Number four. Maybe that would be the charm. She put the papers in her folder, set them by her purse, then went back across the space, avoiding the bed and heading for the bathroom again. A hot shower, a book to read. She could get through the night. Then, first thing in the morning, she was going to submit the request again. But this time she was going to do it in person. No more company mail and waiting days to find out.

She stripped off her sleep shirt, turned on the shower and stepped under the hot water. As she turned, the light from the bathroom seemed to stream into the shower stall, cutting through the shadows, like in the dream. She shook her head, then lifted her face to the spray and closed her eyes.
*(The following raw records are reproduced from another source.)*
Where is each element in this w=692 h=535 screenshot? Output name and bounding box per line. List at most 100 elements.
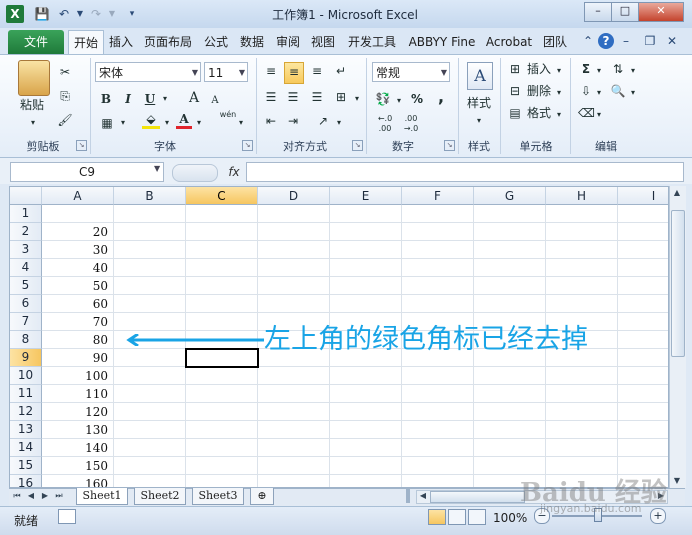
insert-cells-button[interactable]: 插入 — [524, 60, 554, 78]
cut-icon[interactable]: ✂ — [56, 63, 74, 81]
row-header-3[interactable]: 3 — [10, 241, 42, 259]
insert-sheet-icon[interactable]: ⊕ — [250, 488, 274, 505]
align-middle-icon[interactable]: ≡ — [284, 62, 304, 84]
minimize-workbook-icon[interactable]: – — [618, 33, 634, 49]
grow-font-button[interactable]: A — [186, 89, 202, 107]
column-header-b[interactable]: B — [114, 187, 186, 205]
column-header-d[interactable]: D — [258, 187, 330, 205]
cell-a12[interactable]: 120 — [42, 403, 114, 421]
macro-record-icon[interactable] — [58, 509, 76, 524]
cell-a2[interactable]: 20 — [42, 223, 114, 241]
cell-a15[interactable]: 150 — [42, 457, 114, 475]
insert-function-button[interactable]: fx — [224, 162, 244, 182]
phonetic-dropdown-icon[interactable]: ▾ — [236, 114, 246, 132]
cell-a13[interactable]: 130 — [42, 421, 114, 439]
column-header-g[interactable]: G — [474, 187, 546, 205]
cell-a6[interactable]: 60 — [42, 295, 114, 313]
bold-button[interactable]: B — [98, 90, 114, 108]
tab-page-layout[interactable]: 页面布局 — [140, 32, 196, 52]
wrap-text-icon[interactable]: ↵ — [332, 62, 350, 80]
row-header-13[interactable]: 13 — [10, 421, 42, 439]
tab-developer[interactable]: 开发工具 — [343, 32, 401, 52]
close-button[interactable]: ✕ — [638, 2, 684, 22]
font-name-combo[interactable]: 宋体 ▼ — [95, 62, 201, 82]
last-sheet-icon[interactable]: ⏭ — [54, 490, 64, 502]
zoom-in-icon[interactable]: + — [650, 508, 666, 524]
cell-a10[interactable]: 100 — [42, 367, 114, 385]
paste-dropdown-icon[interactable]: ▾ — [28, 114, 38, 132]
row-header-6[interactable]: 6 — [10, 295, 42, 313]
orientation-dropdown-icon[interactable]: ▾ — [334, 114, 344, 132]
borders-icon[interactable]: ▦ — [98, 114, 116, 132]
cell-a16[interactable]: 160 — [42, 475, 114, 487]
fill-icon[interactable]: ⇩ — [578, 82, 594, 100]
tab-split-handle[interactable] — [406, 489, 410, 503]
accounting-dropdown-icon[interactable]: ▾ — [394, 92, 404, 110]
font-launcher-icon[interactable]: ↘ — [242, 140, 253, 151]
minimize-button[interactable]: – — [584, 2, 612, 22]
column-header-i[interactable]: I — [618, 187, 668, 205]
fill-color-icon[interactable]: ⬙ — [142, 112, 160, 129]
tab-view[interactable]: 视图 — [306, 32, 340, 52]
row-header-14[interactable]: 14 — [10, 439, 42, 457]
name-box-dropdown-icon[interactable]: ▼ — [154, 164, 160, 173]
column-header-a[interactable]: A — [42, 187, 114, 205]
next-sheet-icon[interactable]: ▶ — [40, 490, 50, 502]
tab-file[interactable]: 文件 — [8, 30, 64, 54]
decrease-indent-icon[interactable]: ⇤ — [262, 112, 280, 130]
styles-button[interactable]: 样式 — [462, 94, 496, 112]
scroll-left-icon[interactable]: ◀ — [418, 491, 428, 500]
merge-center-icon[interactable]: ⊞ — [332, 88, 350, 106]
chevron-down-icon[interactable]: ▼ — [192, 63, 198, 83]
formula-input[interactable] — [246, 162, 684, 182]
clear-icon[interactable]: ⌫ — [578, 104, 595, 122]
tab-formulas[interactable]: 公式 — [200, 32, 232, 52]
row-header-16[interactable]: 16 — [10, 475, 42, 487]
styles-dropdown-icon[interactable]: ▾ — [474, 112, 484, 130]
row-header-1[interactable]: 1 — [10, 205, 42, 223]
increase-decimal-button[interactable]: ←.0 .00 — [372, 114, 398, 134]
autosum-button[interactable]: Σ — [578, 60, 594, 78]
orientation-icon[interactable]: ↗ — [314, 112, 332, 130]
row-header-4[interactable]: 4 — [10, 259, 42, 277]
row-header-9[interactable]: 9 — [10, 349, 42, 367]
tab-abbyy[interactable]: ABBYY Fine — [404, 32, 480, 52]
font-color-dropdown-icon[interactable]: ▾ — [194, 114, 204, 132]
close-workbook-icon[interactable]: ✕ — [664, 33, 680, 49]
format-cells-button[interactable]: 格式 — [524, 104, 554, 122]
horizontal-scroll-thumb[interactable] — [430, 491, 525, 503]
clear-dropdown-icon[interactable]: ▾ — [594, 106, 604, 124]
delete-cells-icon[interactable]: ⊟ — [506, 82, 524, 100]
undo-icon[interactable]: ↶ — [56, 6, 72, 22]
align-center-icon[interactable]: ☰ — [284, 88, 302, 106]
cell-a5[interactable]: 50 — [42, 277, 114, 295]
align-left-icon[interactable]: ☰ — [262, 88, 280, 106]
column-header-c[interactable]: C — [186, 187, 258, 205]
tab-acrobat[interactable]: Acrobat — [481, 32, 537, 52]
prev-sheet-icon[interactable]: ◀ — [26, 490, 36, 502]
select-all-corner[interactable] — [10, 187, 42, 205]
paste-icon[interactable] — [18, 60, 50, 96]
customize-toolbar-icon[interactable]: ▾ — [124, 6, 140, 22]
save-icon[interactable]: 💾 — [34, 6, 50, 22]
tab-insert[interactable]: 插入 — [104, 32, 138, 52]
format-cells-icon[interactable]: ▤ — [506, 104, 524, 122]
number-launcher-icon[interactable]: ↘ — [444, 140, 455, 151]
comma-style-button[interactable]: , — [434, 88, 448, 106]
row-header-2[interactable]: 2 — [10, 223, 42, 241]
sort-dropdown-icon[interactable]: ▾ — [628, 62, 638, 80]
help-icon[interactable]: ? — [598, 33, 614, 49]
font-color-button[interactable]: A — [176, 112, 192, 129]
row-header-12[interactable]: 12 — [10, 403, 42, 421]
shrink-font-button[interactable]: A — [208, 92, 222, 110]
cell-a3[interactable]: 30 — [42, 241, 114, 259]
scroll-up-icon[interactable]: ▲ — [672, 188, 682, 197]
percent-style-button[interactable]: % — [408, 90, 426, 108]
insert-cells-icon[interactable]: ⊞ — [506, 60, 524, 78]
restore-workbook-icon[interactable]: ❐ — [642, 33, 658, 49]
find-dropdown-icon[interactable]: ▾ — [628, 84, 638, 102]
excel-app-icon[interactable]: X — [6, 5, 24, 23]
cell-a9[interactable]: 90 — [42, 349, 114, 367]
page-break-view-icon[interactable] — [468, 509, 486, 525]
underline-dropdown-icon[interactable]: ▾ — [160, 90, 170, 108]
She needed to concentrate on life, and what she had to do. As the water streamed around her, she went over and over what she was going to say to Zane Holden when she finally met with him. The rumor was that he didn’t have a heart, but she didn’t buy into that. He just didn’t understand.

If she said the right thing, if she put things in the right way, she knew that he’d understand the importance of what she was doing. She’d talk until he saw her point of view. And after all, it was for the children. Even a heartless man had to care about the children.

Chapter Two

Wednesday

Lindsey found out it was easier said than done to get a face-to-face appointment with Zane Holden. She persevered through frustrating phone calls to his office, and being told he was “unavailable.” But she refused to take no for an answer. Stubbornness. That had always been one of her saving qualities. A quality that had helped her survive everything she’d gone through. What she had, she’d fought for—and the funding for the center was something she’d fight for.

Finally, she got some satisfaction when Zane Holden’s secretary capitulated slightly with “I’ll see if there’s any way to work you in.”

Lindsey tasted a degree of victory when the woman came back on the line. “Mr. Holden can see you for a brief meeting tomorrow morning at nine o’clock.”

A brief meeting? She’d take anything she could get. “Thank you. I’ll be there,” she said, hung up the phone in her office at the center and let out a cheer. “Yes!” she yelled and raised both hands, curling them into fists over her head.

“Shhhh, keep it down.”

She turned and found Amy Blake, her coordinator, at the open door of the small office. The tiny woman, dressed in jeans and a pink sweater, her long dark hair pulled back from a fine-featured face in a single braid, had her arms full of stuffed animals.

“Oh, sorry. I thought you were gone,” Lindsey said.

“Taylor’s still in the nap room, and I’m letting her sleep while I pick up a bit. What’s going on?” She came farther into the room as a smile grew on her face. “Come on, tell me. That sounded like a victory yell. We’ve got funding? We can get a new van? Start the Mommy and Me program?”

“No, we don’t have any of that—at least, not yet. But I have a meeting with Mr. Zane Holden, head of LynTech, tomorrow at nine in the morning.”

“That’s great,” Amy said, but the smile wasn’t as big now. Lindsey knew that Amy had more to lose than she did if the center had to make drastic cuts. She barely made enough now to support herself and her daughter. But being employed here was the only way Amy could be with her tiny daughter and still work.

“At least I can talk to the man face-to-face instead of through notes. It took me forever to convince his secretary, ‘the human iceberg,’ that I needed to see him in person.” Her sense of victory was starting to fade under nervous anticipation of the meeting. “I’ve got prep to do before the meeting.”